Rory Morrison was diagnosed with Waldenstrom’s macroglobulinaemia, aged just 39. His wife, Nikki, talks about the legacy he has left and why taking part in the Rory Morrison WMUK Registry is one of the simplest ways WM patients can help the community.
“Rory showed such fortitude,” says Nikki. “He went through so many treatments, including two stem cell treatments and multiple rounds of chemotherapy over the course of nine years.”
There was a problem that Rory faced throughout the course of his WM experience, though: doctors simply weren’t used to seeing such a young WM patient. Like many WM patients, Rory found that treatments that worked for some people, didn’t work for him.

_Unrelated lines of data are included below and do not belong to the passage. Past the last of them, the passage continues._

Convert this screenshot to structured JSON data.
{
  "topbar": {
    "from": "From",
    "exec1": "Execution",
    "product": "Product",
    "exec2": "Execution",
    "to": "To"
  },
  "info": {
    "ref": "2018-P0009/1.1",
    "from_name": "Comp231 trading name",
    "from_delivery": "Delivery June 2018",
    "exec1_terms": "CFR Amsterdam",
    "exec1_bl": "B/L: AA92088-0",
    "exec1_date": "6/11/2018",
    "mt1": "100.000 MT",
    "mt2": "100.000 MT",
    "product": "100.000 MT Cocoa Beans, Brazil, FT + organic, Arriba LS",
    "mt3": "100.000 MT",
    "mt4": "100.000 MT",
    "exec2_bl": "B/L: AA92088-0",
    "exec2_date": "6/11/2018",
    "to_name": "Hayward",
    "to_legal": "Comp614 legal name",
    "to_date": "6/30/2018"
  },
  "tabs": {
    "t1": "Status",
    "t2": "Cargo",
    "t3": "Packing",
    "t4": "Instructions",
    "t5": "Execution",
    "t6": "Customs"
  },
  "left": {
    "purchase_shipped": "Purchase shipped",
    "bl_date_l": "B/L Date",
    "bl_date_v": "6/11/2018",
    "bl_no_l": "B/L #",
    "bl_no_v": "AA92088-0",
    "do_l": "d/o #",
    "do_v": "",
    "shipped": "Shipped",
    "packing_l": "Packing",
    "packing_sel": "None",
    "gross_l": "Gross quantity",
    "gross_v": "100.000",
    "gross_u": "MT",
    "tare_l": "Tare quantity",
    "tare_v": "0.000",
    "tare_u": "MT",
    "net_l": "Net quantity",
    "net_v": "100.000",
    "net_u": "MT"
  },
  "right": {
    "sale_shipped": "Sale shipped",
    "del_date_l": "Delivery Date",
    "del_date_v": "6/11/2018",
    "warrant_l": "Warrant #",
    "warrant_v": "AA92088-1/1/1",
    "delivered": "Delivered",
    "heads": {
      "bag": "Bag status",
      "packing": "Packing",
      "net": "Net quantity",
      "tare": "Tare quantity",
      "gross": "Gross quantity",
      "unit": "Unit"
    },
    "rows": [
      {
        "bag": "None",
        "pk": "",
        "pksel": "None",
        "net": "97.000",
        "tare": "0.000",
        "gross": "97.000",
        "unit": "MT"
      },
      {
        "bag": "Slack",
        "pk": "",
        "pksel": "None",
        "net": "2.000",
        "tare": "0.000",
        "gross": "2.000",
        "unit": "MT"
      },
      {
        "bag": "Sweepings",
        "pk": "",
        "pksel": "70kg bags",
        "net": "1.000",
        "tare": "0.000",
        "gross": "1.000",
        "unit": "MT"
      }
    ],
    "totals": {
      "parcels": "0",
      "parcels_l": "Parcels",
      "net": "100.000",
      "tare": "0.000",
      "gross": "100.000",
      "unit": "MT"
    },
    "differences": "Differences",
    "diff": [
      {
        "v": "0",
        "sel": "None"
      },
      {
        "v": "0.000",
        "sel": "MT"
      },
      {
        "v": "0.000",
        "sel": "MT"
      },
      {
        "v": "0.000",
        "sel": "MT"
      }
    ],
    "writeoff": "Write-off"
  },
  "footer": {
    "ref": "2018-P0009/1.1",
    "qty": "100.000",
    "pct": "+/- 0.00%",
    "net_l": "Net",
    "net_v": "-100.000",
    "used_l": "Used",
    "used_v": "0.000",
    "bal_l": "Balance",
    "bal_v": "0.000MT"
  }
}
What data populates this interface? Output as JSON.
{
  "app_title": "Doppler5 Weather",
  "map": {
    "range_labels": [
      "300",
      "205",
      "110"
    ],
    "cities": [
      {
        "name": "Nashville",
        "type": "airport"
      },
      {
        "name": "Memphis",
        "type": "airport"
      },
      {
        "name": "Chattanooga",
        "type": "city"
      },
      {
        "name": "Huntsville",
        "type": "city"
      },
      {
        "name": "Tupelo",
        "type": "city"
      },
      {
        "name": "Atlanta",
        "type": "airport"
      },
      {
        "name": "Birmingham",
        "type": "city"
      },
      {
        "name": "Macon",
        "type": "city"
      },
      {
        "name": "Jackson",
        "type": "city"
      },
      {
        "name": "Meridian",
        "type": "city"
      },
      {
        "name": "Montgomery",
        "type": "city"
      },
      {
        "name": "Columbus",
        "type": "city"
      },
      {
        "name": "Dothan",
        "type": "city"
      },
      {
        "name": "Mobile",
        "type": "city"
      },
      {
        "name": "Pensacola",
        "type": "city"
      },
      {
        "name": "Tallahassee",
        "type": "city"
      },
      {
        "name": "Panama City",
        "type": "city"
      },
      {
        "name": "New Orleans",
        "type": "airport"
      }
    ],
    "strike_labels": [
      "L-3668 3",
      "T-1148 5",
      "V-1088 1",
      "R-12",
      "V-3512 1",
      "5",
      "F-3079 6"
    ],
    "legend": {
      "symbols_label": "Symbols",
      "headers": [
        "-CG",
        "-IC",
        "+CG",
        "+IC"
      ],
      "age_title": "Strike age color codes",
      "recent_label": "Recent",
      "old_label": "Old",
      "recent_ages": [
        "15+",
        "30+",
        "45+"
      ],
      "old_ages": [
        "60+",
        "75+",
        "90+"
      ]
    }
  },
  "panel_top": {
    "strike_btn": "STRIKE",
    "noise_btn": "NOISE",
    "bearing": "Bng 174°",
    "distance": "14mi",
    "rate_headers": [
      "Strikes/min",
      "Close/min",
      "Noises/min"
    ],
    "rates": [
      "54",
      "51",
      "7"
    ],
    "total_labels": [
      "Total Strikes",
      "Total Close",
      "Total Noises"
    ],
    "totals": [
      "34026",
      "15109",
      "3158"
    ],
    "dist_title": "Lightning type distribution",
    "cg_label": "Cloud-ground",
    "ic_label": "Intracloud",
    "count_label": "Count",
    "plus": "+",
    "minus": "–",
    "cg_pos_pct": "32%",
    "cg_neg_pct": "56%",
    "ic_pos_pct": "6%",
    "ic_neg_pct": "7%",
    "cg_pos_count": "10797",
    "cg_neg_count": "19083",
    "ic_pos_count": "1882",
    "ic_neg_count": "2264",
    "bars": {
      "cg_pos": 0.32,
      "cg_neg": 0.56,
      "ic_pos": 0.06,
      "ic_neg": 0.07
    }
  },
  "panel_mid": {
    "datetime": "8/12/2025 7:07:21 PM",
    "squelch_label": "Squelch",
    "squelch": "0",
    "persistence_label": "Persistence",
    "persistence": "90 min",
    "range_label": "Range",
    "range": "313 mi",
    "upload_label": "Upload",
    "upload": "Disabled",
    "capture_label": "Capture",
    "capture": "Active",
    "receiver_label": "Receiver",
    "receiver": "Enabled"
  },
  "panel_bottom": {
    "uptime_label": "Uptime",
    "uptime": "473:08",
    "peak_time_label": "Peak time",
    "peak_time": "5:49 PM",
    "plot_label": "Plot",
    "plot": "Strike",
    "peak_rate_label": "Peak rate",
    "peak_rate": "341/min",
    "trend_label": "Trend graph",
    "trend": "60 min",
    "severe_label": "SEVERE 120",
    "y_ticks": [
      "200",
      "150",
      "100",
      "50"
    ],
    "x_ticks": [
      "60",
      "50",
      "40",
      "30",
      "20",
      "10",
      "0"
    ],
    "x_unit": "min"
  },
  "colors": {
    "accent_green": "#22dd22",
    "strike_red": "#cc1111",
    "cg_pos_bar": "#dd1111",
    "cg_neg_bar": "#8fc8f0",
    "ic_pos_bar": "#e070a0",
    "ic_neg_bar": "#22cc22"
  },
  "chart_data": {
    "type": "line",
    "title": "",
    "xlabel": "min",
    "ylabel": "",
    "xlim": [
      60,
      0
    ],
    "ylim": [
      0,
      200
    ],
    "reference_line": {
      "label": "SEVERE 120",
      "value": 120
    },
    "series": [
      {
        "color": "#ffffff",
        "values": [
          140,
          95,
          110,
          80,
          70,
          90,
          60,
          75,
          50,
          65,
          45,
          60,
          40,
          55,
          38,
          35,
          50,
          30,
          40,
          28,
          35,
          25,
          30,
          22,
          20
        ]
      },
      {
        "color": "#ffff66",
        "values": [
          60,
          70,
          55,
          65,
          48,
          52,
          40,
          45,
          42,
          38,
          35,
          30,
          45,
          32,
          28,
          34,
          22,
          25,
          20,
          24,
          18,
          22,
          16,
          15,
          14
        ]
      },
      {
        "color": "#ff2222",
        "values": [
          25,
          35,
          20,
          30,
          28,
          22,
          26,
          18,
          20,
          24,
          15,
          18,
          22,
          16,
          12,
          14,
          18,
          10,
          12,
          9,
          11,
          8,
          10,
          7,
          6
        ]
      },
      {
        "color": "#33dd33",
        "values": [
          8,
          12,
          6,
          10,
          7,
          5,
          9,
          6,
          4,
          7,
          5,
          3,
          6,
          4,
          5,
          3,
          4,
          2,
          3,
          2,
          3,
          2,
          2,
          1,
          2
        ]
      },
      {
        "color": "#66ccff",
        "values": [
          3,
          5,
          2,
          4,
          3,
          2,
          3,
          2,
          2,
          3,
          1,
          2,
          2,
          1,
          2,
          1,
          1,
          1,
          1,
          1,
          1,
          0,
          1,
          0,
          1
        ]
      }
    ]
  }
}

“We talked to so many great healthcare professionals,” explains Nikki. “But they just didn’t have the information on WM to be able to make informed choices for Rory’s individual case. We were lucky to find Dr D’Sa at UCLH, but in the early days it sometimes felt like clinicians were acting on hunches, because there was no data available to them to do anything else.”
Rory faced his diagnosis and various treatments with unending positivity, hosting some of the first WMUK patient forums and becoming a well-known and loved figure in the WM community. This positivity has translated into his legacy: a patient registry named in his honour.
"From a family member’s perspective, the Rory Morrison WMUK Registry is so exciting, because it gives doctors a better understanding of the disease, and therefore a better understanding on how to treat it successfully"
The Rory Morrison WMUK Registry works with key hospitals across the country, bringing WM patient data into one database so that clinicians can study trends, from diagnosis to treatment, symptoms to side-effects.
“From a family member’s perspective, the Rory Morrison WMUK Registry is so exciting, because it gives doctors a better understanding of the disease, and therefore a better understanding on how to treat it successfully,” Nikki says.
“Rory was always fully invested in learning everything about WM, but I know that some people don’t want to know all the scientific facts about the disease and how treatment works.”
With the Registry, it’s not necessary to have a full understanding – patients simply sign up and their data is sent to the Registry, where an expert will analyse it alongside the hundreds of other records in the database.
“Of course, the more data we can get, the better and faster the outcomes,” Nikki adds. “That means we need as many people as possible to get signed up.”
You can sign up to the Registry if you’re being treated at one of the participating centres – find a list of them here. Simply talk to your consultant and ask that your data is included in the Registry.
“With rare cancers, it can often feel like you’re being lost. By participating in the Registry, you know that your voice is being heard loud and clear, and it will make a difference to WM patients throughout the UK.”